C’est du jamais vu. Le 21 mars 2022, le cours du porc en Allemagne enregistrait un bond de 65 centimes en cinq semaines, entraînant dans son sillage la plupart des autres places de cotation. Si bien qu’en France, le Marché du porc breton (MPB) a dû adapter sa convention.

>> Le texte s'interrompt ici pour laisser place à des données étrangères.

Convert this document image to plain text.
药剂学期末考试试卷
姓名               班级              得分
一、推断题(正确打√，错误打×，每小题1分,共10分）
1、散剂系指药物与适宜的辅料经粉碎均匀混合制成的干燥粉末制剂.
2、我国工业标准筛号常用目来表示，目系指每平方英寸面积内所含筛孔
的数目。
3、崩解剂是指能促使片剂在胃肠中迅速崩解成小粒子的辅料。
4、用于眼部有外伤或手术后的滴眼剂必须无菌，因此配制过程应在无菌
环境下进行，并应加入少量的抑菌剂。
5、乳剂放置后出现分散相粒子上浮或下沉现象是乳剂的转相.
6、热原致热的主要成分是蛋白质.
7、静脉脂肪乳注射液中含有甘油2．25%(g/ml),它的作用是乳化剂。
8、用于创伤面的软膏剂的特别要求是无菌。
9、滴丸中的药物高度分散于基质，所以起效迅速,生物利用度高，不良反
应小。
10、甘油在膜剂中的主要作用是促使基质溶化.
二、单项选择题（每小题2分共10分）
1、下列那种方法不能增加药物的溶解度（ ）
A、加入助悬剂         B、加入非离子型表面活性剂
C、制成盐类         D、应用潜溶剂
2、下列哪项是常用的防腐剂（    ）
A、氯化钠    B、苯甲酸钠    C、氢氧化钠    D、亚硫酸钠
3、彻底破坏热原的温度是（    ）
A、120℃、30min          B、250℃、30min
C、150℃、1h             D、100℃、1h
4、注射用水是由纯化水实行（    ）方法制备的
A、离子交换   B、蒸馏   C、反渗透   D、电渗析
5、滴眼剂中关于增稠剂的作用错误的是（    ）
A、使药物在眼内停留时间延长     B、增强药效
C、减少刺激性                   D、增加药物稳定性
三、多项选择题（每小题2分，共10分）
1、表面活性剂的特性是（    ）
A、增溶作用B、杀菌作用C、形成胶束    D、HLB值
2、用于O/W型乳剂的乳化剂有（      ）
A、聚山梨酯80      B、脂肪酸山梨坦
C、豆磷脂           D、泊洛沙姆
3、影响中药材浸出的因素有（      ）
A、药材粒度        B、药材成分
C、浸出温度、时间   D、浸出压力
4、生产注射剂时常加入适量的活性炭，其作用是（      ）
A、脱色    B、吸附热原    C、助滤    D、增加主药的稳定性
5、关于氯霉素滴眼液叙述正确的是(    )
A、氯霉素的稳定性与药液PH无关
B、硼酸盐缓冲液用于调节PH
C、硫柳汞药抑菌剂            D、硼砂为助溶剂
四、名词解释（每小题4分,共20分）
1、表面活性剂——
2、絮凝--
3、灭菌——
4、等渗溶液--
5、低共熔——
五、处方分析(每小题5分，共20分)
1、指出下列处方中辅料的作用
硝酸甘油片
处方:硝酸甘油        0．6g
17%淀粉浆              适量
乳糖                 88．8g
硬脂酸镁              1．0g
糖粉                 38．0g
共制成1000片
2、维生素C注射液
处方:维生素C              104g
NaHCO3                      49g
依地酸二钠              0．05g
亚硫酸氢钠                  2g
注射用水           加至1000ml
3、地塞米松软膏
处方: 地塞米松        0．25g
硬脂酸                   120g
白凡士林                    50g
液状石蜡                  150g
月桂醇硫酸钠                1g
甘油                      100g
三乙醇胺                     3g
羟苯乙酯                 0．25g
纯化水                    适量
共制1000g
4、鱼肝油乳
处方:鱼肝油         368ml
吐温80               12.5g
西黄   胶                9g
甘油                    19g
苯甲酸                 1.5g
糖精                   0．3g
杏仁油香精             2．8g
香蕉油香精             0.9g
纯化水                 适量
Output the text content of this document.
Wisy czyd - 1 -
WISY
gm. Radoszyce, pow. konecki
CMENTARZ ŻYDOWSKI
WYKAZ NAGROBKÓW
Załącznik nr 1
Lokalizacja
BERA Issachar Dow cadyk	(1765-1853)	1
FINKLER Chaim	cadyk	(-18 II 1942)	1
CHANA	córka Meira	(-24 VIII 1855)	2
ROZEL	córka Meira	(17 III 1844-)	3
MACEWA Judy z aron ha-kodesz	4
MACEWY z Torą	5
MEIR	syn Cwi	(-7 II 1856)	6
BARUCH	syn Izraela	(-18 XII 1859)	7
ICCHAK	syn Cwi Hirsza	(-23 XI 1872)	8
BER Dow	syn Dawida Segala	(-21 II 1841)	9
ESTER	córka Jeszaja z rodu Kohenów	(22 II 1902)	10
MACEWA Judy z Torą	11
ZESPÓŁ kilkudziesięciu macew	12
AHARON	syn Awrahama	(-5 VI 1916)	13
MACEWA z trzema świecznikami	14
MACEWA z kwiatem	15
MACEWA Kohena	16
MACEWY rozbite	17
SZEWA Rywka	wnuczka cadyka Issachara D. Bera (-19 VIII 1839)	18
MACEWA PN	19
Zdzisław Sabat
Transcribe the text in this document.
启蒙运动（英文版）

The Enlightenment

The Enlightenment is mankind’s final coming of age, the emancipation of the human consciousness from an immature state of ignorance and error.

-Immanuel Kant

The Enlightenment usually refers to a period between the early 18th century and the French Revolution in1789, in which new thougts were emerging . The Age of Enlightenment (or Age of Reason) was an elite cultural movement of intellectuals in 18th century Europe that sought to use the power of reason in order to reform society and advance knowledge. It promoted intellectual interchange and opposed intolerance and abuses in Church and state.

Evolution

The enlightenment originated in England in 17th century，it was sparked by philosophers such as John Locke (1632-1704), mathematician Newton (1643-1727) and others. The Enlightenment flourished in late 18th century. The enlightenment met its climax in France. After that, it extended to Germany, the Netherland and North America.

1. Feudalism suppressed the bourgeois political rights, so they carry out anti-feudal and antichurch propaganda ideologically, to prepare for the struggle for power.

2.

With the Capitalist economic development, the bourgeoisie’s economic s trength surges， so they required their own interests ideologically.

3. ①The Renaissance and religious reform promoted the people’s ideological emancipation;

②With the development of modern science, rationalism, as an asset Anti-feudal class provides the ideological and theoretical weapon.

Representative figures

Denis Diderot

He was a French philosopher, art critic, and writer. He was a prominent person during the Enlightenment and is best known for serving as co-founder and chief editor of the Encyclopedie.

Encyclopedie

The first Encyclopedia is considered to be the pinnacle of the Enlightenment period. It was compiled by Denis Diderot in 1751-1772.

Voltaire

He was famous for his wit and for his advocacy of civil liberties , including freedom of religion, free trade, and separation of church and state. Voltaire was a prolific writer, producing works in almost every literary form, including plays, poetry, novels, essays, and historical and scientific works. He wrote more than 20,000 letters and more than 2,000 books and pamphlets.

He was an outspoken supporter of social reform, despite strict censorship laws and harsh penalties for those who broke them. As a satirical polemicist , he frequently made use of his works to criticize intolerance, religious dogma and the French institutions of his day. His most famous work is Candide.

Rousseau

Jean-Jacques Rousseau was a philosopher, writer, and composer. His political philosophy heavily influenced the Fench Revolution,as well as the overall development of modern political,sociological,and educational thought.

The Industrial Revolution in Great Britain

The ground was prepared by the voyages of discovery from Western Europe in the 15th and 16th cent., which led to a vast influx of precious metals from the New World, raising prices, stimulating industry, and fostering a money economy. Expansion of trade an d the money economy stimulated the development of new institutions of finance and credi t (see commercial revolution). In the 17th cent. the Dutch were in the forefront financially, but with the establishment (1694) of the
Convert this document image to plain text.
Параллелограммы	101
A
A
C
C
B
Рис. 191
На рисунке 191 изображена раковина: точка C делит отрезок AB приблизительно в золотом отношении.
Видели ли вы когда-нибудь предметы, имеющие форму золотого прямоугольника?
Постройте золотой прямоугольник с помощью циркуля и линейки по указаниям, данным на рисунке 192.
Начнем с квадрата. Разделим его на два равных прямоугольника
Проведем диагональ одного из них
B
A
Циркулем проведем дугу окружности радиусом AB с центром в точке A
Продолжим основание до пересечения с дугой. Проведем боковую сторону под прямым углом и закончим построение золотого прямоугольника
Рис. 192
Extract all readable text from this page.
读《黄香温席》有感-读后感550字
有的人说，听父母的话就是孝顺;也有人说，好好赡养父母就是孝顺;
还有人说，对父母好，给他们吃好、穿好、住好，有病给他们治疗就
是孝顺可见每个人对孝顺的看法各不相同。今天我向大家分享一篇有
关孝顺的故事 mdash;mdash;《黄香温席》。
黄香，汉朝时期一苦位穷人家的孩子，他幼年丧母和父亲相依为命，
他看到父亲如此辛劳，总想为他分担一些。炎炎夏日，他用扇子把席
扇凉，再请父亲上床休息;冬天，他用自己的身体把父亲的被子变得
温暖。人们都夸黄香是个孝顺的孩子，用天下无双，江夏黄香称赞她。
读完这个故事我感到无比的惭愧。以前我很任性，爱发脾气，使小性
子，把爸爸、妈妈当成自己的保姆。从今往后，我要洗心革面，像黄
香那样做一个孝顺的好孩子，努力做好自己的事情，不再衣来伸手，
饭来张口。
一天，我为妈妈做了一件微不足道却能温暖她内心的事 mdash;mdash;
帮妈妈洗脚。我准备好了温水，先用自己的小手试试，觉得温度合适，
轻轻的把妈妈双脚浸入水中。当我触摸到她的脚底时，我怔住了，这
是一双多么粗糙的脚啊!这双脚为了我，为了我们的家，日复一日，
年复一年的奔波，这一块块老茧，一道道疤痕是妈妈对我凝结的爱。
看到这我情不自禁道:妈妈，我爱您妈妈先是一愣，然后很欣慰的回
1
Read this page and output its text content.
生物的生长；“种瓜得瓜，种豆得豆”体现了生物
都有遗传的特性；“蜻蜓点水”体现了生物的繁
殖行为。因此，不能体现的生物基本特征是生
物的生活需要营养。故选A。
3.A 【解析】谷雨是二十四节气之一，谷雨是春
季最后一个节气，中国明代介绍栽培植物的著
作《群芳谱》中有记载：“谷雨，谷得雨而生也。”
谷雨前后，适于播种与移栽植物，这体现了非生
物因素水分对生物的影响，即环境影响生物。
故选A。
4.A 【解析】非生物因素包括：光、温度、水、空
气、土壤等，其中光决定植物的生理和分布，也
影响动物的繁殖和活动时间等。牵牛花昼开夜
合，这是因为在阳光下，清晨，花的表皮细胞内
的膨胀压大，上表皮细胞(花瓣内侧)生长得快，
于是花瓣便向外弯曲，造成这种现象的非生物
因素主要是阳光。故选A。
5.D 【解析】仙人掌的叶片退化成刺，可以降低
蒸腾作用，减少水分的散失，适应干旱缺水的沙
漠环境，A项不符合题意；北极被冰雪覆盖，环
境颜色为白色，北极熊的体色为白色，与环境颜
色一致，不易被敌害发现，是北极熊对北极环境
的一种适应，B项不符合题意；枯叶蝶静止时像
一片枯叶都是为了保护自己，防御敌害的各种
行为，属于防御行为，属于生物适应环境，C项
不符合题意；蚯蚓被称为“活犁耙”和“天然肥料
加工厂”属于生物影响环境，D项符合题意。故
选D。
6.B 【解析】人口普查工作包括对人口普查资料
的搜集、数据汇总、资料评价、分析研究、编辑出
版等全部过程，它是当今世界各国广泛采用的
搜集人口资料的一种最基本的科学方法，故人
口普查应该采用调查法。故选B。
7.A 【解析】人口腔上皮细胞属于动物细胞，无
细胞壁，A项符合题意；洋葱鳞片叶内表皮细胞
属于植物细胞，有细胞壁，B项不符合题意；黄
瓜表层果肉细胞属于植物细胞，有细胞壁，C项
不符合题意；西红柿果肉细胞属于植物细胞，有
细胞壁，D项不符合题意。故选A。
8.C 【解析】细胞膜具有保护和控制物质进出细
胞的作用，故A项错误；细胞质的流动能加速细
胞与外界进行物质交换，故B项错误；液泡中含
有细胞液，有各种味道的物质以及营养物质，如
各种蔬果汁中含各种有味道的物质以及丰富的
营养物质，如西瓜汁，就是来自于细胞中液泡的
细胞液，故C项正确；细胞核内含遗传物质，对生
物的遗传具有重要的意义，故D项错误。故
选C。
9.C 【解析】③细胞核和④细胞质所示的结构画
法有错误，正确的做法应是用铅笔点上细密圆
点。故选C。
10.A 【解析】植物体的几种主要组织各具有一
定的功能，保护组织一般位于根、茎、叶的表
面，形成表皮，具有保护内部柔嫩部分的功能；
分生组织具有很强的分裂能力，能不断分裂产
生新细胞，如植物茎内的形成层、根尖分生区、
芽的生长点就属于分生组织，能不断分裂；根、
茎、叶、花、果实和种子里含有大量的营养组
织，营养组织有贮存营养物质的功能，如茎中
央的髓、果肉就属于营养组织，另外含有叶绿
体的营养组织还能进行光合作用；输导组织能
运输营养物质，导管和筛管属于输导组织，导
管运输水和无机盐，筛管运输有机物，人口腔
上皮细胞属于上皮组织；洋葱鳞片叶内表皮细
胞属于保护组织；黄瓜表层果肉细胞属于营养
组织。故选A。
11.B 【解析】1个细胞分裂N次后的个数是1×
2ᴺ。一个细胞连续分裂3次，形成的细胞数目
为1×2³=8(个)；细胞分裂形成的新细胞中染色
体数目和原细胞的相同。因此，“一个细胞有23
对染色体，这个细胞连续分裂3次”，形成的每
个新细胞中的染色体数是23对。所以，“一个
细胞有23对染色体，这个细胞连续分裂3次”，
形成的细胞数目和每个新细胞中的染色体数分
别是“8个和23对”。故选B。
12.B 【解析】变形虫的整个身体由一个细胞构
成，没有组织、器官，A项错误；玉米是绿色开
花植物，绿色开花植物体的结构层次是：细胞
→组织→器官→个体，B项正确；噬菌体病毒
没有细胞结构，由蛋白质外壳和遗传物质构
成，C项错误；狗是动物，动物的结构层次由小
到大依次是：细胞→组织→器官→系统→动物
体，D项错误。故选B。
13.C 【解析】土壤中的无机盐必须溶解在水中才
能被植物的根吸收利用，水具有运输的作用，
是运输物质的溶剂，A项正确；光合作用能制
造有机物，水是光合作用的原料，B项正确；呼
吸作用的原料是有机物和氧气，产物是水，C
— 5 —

« La variation maximale du cours de six centimes par semaine [dont 5 centimes pour la vente du jeudi, NDLR] ne permettait pas de suivre ces hausses, explique Pascal Le Duot, directeur du MPB. Dans ce contexte exceptionnel, deux commissions paritaires ont été réunies pour aboutir, lors de la séance du 17 mars, à un relèvement de cette borne de prix sur une durée de trois semaines. » La variation de prix maximale a été portée à 11 centimes par semaine, dont 10 centimes pour la vente du jeudi. De quoi « libérer » la référence française. Entre le 14 et le 31 mars, le cours du porc a progressé de 24,9 centimes, passant de 1,415 à 1,664 €/kg.

Déprise généralisée

L’origine de l’envolée du cours allemand, amorcée à la mi-février, se situe d’abord dans un déficit d’offre, couplé à un regain de la demande. Les difficultés que subit la filière depuis deux ans (pandémie de Covid-19, fermeture de débouchés à l’export en raison de la peste porcine africaine) ont accéléré la chute de la production. En 2021, l’effectif de truies du pays a reculé de 7,3 % sur un an. En France, « les résultats de l’enquête cheptel du service statistique public (SSP) sont édifiants, rapporte l’Institut du porc (Ifip). Les effectifs totaux de porcs et de truies chutent respectivement de 3,4 % et 3,8 % en un an. »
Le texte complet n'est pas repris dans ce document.